Benchmarking and Quantitative Results
Asset Harvester is evaluated on the NuRec AV Object Benchmark, designed for both ground-truth held-out and realistic, harder-in-the-wild splits across VRU pedestrians, riders, commercial and consumer vehicles, and miscellaneous objects. Metrics include classical PSNR, SSIM, LPIPS, as well as semantic ED-R and part-aware ED-P distances derived from DINOv3 patch embeddings. In settings lacking explicit ground truth, preference rates are measured via GPT5.2-based pairwise image evaluations.
The model outperforms leading baselines (SAM3D, TRELLIS, Hunyuan3D) with single-view input across all classes, achieving higher PSNR (up to 22.69dB consumer vehicles), SSIM (0.869), lower LPIPS (0.137), and strongest embedding distances (ED-R: 0.083, ED-P: 0.231 for pedestrians). GPT5.2 preference rates exceed 75% against all peer methods in hard splits.
Figure 3: Qualitative results—single-view input, mask extraction, reconstructed 3D asset (front/back)—across diverse AV classes (sedan, bus, trailer, trash bin, truck, rider, pedestrian).
Figure 4: Visual comparison against contemporary image-to-3D baselines, evaluated with both estimated and parsed camera parameters.
Inference is efficient, with end-to-end pipeline runtimes of 10.95 s (A100) and 5.78 s (H100) per asset, and Gaussian lifting performed in seconds via feedforward prediction. Ablation studies demonstrate that while single-view conditioning yields plausible assets, the inclusion of more views further sharpens geometry and texture.
Figure 5: Ablation: comparison of single-view versus four-view input—additional views yield improved sharpness and detail.
Practical Extensions and Qualitative Analysis
Asset Harvester generalizes robustly to out-of-distribution edited images and supports asset-driven animation pipelines for pedestrians. Object insertion and harmonization into NuRec-reconstructed scenes is achieved using DiffusionHarmonizer, eliminating artifacts and improving photometric consistency for simulation.
Figure 6: Out-of-distribution image editing and 3D asset generation from Nano Banana-edited AV images.
Figure 7: Pedestrian animation: A-pose conversion, Gaussian asset rigging, and motion generation through SOMA/GEM/Kimodo.
Figure 8: Scene insertion and harmonization: asset reintegration into NuRec with DiffusionHarmonizer for shadow and lighting coherence.
Implications and Future Prospects
Asset Harvester bridges the operational chasm between neural scene reconstruction and agent-driven closed-loop AV simulation. By solving the sparse-observation completion problem, the pipeline enables upstream scenario manipulation, SDG, and long-tail asset generation directly from logged data. The explicit separation of multiview generative synthesis and feedforward Gaussian lifting ensures scalability and domain robustness. The approach enables practical simulation deployment, asset library expansion, and facilitates downstream tasks such as novel-view synthesis, relightable asset creation, and interactive editing.

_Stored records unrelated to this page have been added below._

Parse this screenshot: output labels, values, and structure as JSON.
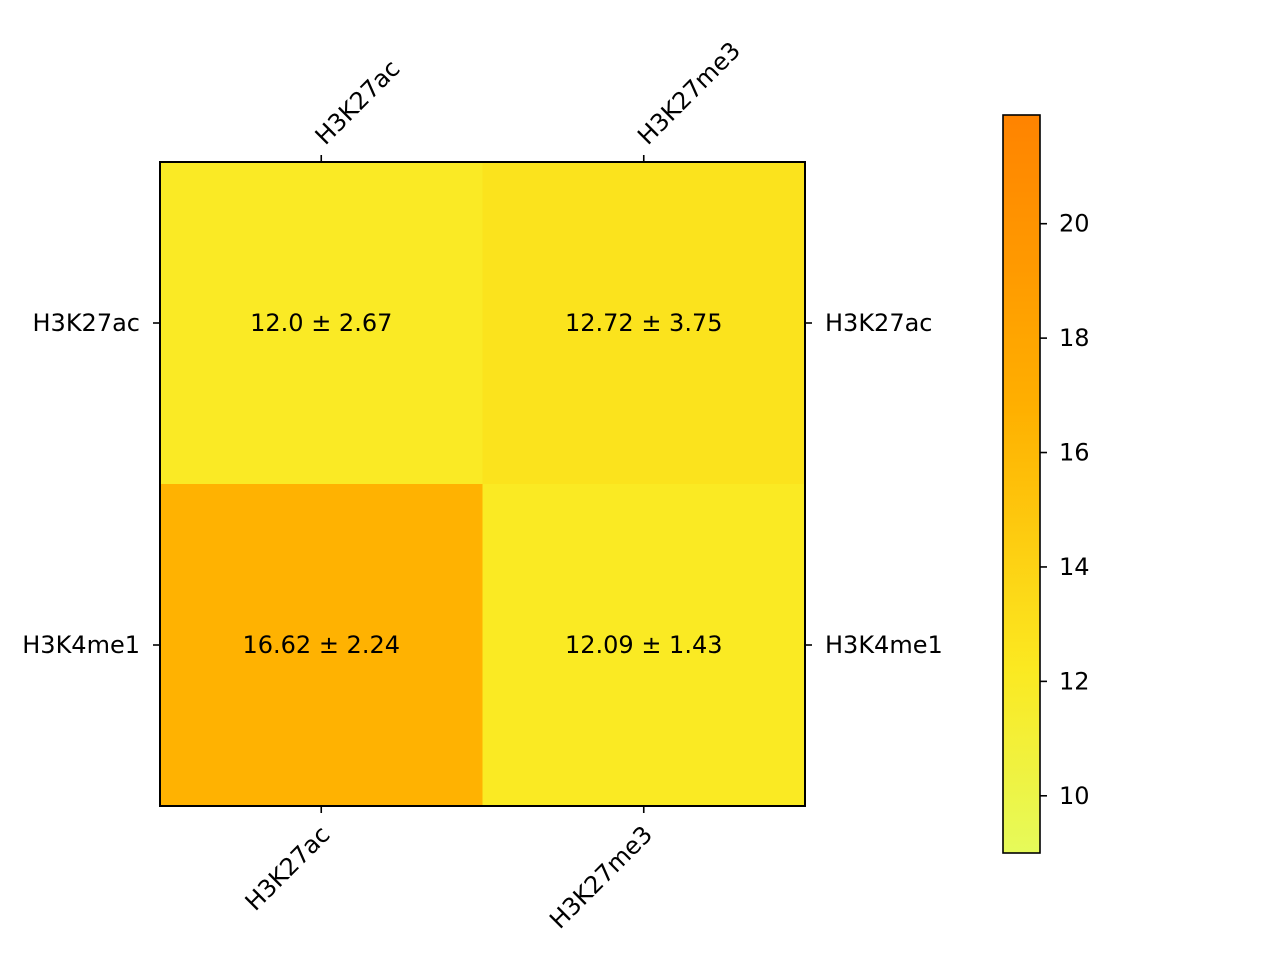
{
  "chart_data": {
    "type": "heatmap",
    "title": "",
    "xlabel": "",
    "ylabel": "",
    "x_categories": [
      "H3K27ac",
      "H3K27me3"
    ],
    "y_categories": [
      "H3K27ac",
      "H3K4me1"
    ],
    "values": [
      [
        12.0,
        12.72
      ],
      [
        16.62,
        12.09
      ]
    ],
    "errors": [
      [
        2.67,
        3.75
      ],
      [
        2.24,
        1.43
      ]
    ],
    "cell_labels": [
      [
        "12.0 ± 2.67",
        "12.72 ± 3.75"
      ],
      [
        "16.62 ± 2.24",
        "12.09 ± 1.43"
      ]
    ],
    "colorbar": {
      "range": [
        9.0,
        21.9
      ],
      "ticks": [
        10,
        12,
        14,
        16,
        18,
        20
      ],
      "tick_labels": [
        "10",
        "12",
        "14",
        "16",
        "18",
        "20"
      ],
      "colors": {
        "low": "#e6fa5a",
        "mid": "#fbe921",
        "midhigh": "#ffb000",
        "high": "#ff8300"
      }
    },
    "x_tick_positions": [
      "top",
      "bottom"
    ],
    "y_tick_positions": [
      "left",
      "right"
    ],
    "grid": false,
    "legend": "colorbar-right"
  }
}
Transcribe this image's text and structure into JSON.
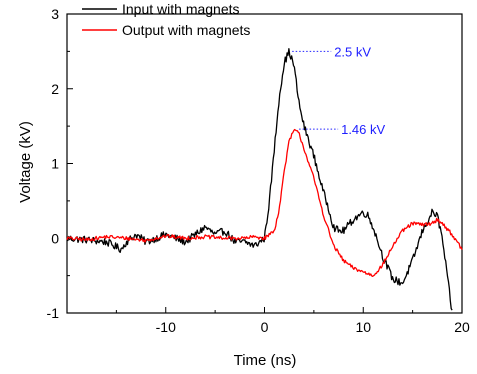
{
  "chart_data": {
    "type": "line",
    "xlabel": "Time (ns)",
    "ylabel": "Voltage (kV)",
    "xlim": [
      -20,
      20
    ],
    "ylim": [
      -1,
      3
    ],
    "xticks": [
      -10,
      0,
      10,
      20
    ],
    "yticks": [
      -1,
      0,
      1,
      2,
      3
    ],
    "x_tick_labels": [
      "-10",
      "0",
      "10",
      "20"
    ],
    "y_tick_labels": [
      "-1",
      "0",
      "1",
      "2",
      "3"
    ],
    "grid": false,
    "legend_position": "top-left",
    "series": [
      {
        "name": "Input with magnets",
        "color": "#000000",
        "noise_amplitude": 0.05,
        "x": [
          -20,
          -18,
          -16,
          -14.5,
          -14,
          -13,
          -12,
          -10,
          -8,
          -6,
          -5,
          -4,
          -3,
          -2,
          -1,
          0,
          0.5,
          1,
          1.5,
          2,
          2.5,
          3,
          3.5,
          4,
          5,
          6,
          6.5,
          7,
          7.5,
          8,
          9,
          10,
          10.5,
          11,
          12,
          13,
          14,
          15,
          16,
          17,
          17.5,
          18,
          18.5,
          19
        ],
        "y": [
          0,
          -0.02,
          -0.05,
          -0.15,
          -0.05,
          0.05,
          -0.05,
          0.05,
          -0.05,
          0.15,
          0.05,
          0.1,
          -0.05,
          -0.05,
          -0.1,
          0,
          0.5,
          1.2,
          1.9,
          2.35,
          2.5,
          2.3,
          1.8,
          1.5,
          1.1,
          0.6,
          0.4,
          0.15,
          0.1,
          0.1,
          0.25,
          0.35,
          0.3,
          0.15,
          -0.25,
          -0.55,
          -0.6,
          -0.3,
          0.1,
          0.35,
          0.3,
          0.0,
          -0.5,
          -1.0
        ]
      },
      {
        "name": "Output with magnets",
        "color": "#ff0000",
        "noise_amplitude": 0.025,
        "x": [
          -20,
          -18,
          -16,
          -14,
          -12,
          -10,
          -8,
          -6,
          -4,
          -2,
          -1,
          0,
          1,
          1.5,
          2,
          2.5,
          3,
          3.5,
          4,
          4.5,
          5,
          6,
          7,
          8,
          9,
          10,
          11,
          12,
          13,
          14,
          15,
          16,
          17,
          17.5,
          18,
          19,
          20
        ],
        "y": [
          0,
          -0.02,
          0.02,
          0.0,
          -0.03,
          0.03,
          0.0,
          0.02,
          0.0,
          0.0,
          0.02,
          0.0,
          0.1,
          0.4,
          0.9,
          1.3,
          1.45,
          1.4,
          1.2,
          1.0,
          0.8,
          0.3,
          -0.1,
          -0.3,
          -0.4,
          -0.45,
          -0.5,
          -0.35,
          -0.1,
          0.1,
          0.2,
          0.18,
          0.2,
          0.25,
          0.2,
          0.05,
          -0.15
        ]
      }
    ],
    "annotations": [
      {
        "text": "2.5 kV",
        "x": 2.5,
        "y": 2.5,
        "color": "#2020ff"
      },
      {
        "text": "1.46 kV",
        "x": 3.2,
        "y": 1.46,
        "color": "#2020ff"
      }
    ]
  }
}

Asset Harvester implies that future log-to-asset pipelines may be further integrated with route prediction, scene graph construction, and semantic annotation for fully automated AV testing environments. The methodology also motivates research in robust multi-modal sensor fusion, geometry-conditioned generative modeling, and efficient asset optimization for domain transfer.
Conclusion
Asset Harvester constitutes a rigorous, scalable pipeline for extracting simulation-ready 3D assets from real-world AV logs in sparse, noisy, and limited-angle conditions. Through system-level design integrating robust data curation, geometry-consistent diffusion synthesis, and efficient feedforward Gaussian lifting, the model surpasses prior image-to-3D baselines across all metrics and object classes. Its practical performance, adaptability to in-the-wild conditions, and close integration with AV simulation systems suggest broad utility for scalable asset generation and automated simulation scenario creation.